According to the WHO, about 1 in 20 individuals suffer from depression, and the disorder presents a significant public health burden globally. The factors that affect the start of depression are complex and include a combination of lifestyle and biological factors.
To examine the association between depression and these factors, data were made use of the UK Biobank, a research resource that contains the participants’ health, lifestyle, and genetic details.

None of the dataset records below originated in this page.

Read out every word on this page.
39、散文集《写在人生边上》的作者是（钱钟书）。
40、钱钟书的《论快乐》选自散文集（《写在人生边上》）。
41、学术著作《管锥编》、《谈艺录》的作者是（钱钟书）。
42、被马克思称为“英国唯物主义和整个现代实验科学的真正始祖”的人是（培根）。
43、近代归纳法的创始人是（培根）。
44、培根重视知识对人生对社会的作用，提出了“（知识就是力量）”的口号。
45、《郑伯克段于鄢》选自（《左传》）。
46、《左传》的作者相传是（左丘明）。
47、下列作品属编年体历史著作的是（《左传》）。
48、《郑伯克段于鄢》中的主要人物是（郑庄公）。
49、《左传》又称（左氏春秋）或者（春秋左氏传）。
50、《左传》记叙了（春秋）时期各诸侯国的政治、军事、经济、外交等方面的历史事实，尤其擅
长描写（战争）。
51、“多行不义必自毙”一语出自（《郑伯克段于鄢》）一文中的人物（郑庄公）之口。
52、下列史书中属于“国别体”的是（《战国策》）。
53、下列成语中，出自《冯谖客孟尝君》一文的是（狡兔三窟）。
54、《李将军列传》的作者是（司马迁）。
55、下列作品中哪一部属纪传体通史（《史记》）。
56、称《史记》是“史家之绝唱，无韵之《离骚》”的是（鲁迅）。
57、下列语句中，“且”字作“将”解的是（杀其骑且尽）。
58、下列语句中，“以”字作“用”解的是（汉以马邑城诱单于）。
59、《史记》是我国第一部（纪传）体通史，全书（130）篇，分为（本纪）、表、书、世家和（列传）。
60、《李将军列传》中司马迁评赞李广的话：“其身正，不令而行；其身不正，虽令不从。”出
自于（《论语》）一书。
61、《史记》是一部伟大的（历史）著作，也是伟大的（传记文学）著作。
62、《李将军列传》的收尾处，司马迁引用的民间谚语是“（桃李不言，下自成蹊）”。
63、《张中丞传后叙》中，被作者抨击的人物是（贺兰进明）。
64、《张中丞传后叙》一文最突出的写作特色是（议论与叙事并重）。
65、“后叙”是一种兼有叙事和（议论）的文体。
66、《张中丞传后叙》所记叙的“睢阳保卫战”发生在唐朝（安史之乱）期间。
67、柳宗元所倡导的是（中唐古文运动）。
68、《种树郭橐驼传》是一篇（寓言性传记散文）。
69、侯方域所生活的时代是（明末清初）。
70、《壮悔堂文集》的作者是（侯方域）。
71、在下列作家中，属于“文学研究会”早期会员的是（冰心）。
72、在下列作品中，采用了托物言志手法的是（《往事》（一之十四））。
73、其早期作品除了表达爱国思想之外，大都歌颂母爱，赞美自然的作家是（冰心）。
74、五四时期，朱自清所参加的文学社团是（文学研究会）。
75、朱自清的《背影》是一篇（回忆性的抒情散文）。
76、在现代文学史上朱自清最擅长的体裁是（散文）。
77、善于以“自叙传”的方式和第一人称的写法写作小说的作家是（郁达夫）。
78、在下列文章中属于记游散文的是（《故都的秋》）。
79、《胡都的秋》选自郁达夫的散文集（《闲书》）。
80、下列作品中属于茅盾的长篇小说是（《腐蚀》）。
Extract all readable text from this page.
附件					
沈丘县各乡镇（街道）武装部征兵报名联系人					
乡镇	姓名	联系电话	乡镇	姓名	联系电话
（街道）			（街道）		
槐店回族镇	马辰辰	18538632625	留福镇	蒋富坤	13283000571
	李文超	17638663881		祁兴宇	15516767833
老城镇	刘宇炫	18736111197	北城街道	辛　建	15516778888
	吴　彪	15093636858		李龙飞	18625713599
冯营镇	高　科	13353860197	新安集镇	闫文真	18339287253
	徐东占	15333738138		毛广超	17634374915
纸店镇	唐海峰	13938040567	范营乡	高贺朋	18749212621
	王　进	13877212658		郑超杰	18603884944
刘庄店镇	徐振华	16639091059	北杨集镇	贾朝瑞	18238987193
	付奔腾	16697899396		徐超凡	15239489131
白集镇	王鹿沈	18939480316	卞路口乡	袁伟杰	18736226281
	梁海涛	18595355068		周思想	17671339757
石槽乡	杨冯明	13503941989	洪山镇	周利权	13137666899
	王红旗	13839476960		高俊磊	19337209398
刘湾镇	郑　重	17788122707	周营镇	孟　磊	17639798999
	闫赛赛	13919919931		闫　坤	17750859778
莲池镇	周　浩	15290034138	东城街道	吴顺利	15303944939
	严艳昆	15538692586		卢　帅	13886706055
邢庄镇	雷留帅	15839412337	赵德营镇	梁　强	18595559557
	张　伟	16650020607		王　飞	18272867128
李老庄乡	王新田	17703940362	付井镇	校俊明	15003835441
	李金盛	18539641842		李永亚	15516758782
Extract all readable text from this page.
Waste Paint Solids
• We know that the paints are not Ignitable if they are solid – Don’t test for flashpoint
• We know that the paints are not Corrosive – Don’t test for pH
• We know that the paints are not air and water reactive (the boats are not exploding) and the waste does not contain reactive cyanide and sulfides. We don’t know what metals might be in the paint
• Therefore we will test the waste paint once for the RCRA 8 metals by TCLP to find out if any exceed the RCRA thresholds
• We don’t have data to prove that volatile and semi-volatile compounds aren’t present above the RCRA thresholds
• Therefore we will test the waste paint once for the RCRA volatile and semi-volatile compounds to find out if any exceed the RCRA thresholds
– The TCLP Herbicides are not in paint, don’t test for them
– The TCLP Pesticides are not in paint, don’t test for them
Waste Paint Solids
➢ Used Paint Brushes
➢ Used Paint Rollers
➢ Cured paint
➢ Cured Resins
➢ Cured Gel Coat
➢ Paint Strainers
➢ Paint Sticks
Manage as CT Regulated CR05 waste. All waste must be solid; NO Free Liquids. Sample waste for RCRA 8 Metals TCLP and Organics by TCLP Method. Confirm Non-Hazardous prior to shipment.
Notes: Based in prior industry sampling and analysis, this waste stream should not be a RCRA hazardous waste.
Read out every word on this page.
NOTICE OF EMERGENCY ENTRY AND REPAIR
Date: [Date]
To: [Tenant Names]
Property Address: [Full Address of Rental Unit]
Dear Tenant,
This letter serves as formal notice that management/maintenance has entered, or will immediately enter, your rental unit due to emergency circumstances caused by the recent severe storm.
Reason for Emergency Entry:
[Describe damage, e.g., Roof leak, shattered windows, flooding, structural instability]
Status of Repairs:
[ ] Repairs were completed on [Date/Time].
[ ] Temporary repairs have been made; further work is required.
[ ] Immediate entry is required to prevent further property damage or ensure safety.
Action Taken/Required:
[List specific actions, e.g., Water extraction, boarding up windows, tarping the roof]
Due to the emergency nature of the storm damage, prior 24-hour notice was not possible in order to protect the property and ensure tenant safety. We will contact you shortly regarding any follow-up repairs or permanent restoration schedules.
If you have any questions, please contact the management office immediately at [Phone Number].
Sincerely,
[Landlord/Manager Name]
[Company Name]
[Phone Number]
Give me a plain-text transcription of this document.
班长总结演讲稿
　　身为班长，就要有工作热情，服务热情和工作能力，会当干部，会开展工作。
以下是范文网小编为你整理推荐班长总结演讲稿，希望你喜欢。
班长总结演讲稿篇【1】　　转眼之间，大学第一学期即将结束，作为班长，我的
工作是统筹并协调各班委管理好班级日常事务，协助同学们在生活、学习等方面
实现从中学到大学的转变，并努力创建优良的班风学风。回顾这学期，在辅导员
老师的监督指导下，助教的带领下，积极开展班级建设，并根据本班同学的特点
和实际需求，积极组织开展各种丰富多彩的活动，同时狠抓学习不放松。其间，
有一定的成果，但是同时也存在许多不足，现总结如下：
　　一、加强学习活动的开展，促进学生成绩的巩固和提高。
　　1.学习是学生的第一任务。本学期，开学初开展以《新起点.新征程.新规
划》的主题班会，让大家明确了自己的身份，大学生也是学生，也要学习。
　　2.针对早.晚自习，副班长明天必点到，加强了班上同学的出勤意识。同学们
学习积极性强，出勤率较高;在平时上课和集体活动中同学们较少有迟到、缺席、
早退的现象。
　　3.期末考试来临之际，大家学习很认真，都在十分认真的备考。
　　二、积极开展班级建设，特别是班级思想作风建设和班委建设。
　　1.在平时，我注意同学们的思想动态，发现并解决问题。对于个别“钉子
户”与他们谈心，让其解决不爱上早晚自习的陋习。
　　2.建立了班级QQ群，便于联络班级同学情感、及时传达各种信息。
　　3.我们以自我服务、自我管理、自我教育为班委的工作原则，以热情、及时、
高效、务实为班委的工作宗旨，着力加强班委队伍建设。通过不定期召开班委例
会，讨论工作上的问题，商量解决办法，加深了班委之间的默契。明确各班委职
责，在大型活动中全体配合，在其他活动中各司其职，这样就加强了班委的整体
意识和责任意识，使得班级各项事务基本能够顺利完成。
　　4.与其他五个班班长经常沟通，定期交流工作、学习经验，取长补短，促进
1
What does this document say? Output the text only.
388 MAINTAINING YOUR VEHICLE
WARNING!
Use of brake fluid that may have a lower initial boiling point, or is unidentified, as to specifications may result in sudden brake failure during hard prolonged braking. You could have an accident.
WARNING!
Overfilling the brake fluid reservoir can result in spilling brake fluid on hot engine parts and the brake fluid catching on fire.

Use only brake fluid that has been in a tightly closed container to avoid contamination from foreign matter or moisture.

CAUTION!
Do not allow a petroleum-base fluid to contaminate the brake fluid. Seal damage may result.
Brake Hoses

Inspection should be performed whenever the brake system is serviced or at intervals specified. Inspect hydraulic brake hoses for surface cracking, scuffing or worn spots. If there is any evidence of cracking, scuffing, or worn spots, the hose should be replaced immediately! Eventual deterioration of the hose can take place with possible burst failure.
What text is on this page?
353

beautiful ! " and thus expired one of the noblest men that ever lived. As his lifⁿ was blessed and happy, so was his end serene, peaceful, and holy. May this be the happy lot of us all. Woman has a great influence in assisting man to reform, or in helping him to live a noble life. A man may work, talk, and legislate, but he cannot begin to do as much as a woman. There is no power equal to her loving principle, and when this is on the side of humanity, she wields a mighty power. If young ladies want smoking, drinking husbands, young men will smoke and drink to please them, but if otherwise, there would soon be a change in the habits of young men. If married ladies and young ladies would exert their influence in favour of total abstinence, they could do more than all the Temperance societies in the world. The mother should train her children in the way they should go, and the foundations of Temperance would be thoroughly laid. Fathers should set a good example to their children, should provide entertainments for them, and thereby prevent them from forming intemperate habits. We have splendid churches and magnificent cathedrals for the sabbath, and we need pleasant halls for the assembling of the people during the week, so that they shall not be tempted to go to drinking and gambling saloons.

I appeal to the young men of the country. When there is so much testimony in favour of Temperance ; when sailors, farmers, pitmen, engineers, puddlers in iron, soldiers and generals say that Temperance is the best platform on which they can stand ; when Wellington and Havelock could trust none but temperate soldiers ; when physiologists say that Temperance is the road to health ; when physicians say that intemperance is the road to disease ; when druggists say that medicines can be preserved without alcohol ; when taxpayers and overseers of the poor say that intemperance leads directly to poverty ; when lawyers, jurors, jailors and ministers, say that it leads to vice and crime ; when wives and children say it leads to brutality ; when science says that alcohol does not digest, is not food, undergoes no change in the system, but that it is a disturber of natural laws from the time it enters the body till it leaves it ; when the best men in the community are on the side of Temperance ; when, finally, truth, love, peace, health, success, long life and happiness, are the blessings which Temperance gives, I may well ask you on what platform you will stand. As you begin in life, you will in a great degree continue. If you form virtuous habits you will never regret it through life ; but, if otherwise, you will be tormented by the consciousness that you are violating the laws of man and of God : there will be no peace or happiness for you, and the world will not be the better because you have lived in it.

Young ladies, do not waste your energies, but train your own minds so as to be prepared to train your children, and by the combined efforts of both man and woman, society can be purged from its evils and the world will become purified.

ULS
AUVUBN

By looking at data from nearly 290,000 people, of whom 13,000 experienced depression, followed over 9 years, the researchers could identify 7 healthy lifestyle factors linked to a reduced depression risk. These were:
- Frequent social connection
- Low-to-moderate sedentary behavior
- Never smoking
- Healthy sleep
- Regular physical activity
- Moderate alcohol consumption
- Healthy diet
Getting a good night’s sleep of between 7 and 9 hours every night made the largest difference out of all of the factors for reducing depression risk by 22%, which includes treatment-resistant depression and single depressive episodes.
A regular social connection had the most protective effect against recurrent depression which generally lowered depression risk by 18%.
Never smoking reduced depression risk by 20%, regular physical activity reduced risk of depression by 14%, low-to-moderate sedentary behavior reduced risk of depression by 13%, moderate alcohol consumption reduced risk of depression by 11%, and a healthy diet reduced risk of depression by 6%.
The individuals were allocated to 1 of 3 groups according to how many healthy lifestyle factors they stuck to: favorable lifestyle, intermediate lifestyle, and unfavorable lifestyle.
The intermediate group participants were about 41% more unlikely to experience depression in comparison to the unfavorable lifestyle individuals, while the favorable lifestyle individuals were 57% more unlikely to experience depression.
The researchers then looked at their DNA, allocating each participant a genetic risk score based on the person’s number of genetic variants that are known to be associated with depression risk.
Individuals with the lowest score for genetic risk were 25% more unlikely to develop depression in comparison to individuals with the highest score for genetic risk, a much smaller impact compared to lifestyle.
In individuals at low, medium, and high genetic depression risk, the researchers additionally observed that a healthy lifestyle can reduce depression risk.
These results underline the significance of adhering to a healthy lifestyle for the prevention of depression, irrespective of an individual’s genetic risk.
Although our DNA can increase depression risk, the study shows that a healthy lifestyle is possibly more important.
There is a degree of control for several of these lifestyle factors, so looking for ways for improvement such as getting out to socialize and ensuring we get a good night’s sleep can make a difference to people’s lives.
To determine how a healthy lifestyle decreases depression risk, the researchers examined several other factors.
To start with, they looked at MRI brain scans from just less than 33,000 individuals and observed several brain areas where a larger volume, i.e. more connections and neurons, were associated with a healthy lifestyle, which included the amygdala, hippocampus, pallidum, and thalamus.
They then looked for blood markers that suggested metabolism or immune system issues. Among those markers shown to be associated with lifestyle was a molecule produced in the body when responding to stress known as C-reactive protein, and one of the main types of fat that the body uses for storing energy known as triglycerides.
These connections are supported by several other studies. Stress exposure in life can impact how efficiently blood sugar is regulated, which could result in immune function deterioration and accelerate age-related damage to the body’s molecules and cells.
Lack of sleep and inadequate physical activity can damage the ability of the body to respond to stress. Insufficient social support and loneliness have been shown to increase immune deficiency markers and the risk of infection.
The researchers found that the lifestyle to metabolic and immune function pathway was the most significant. So, a poorer lifestyle affects our metabolism and immune system, which subsequently increases depression risk.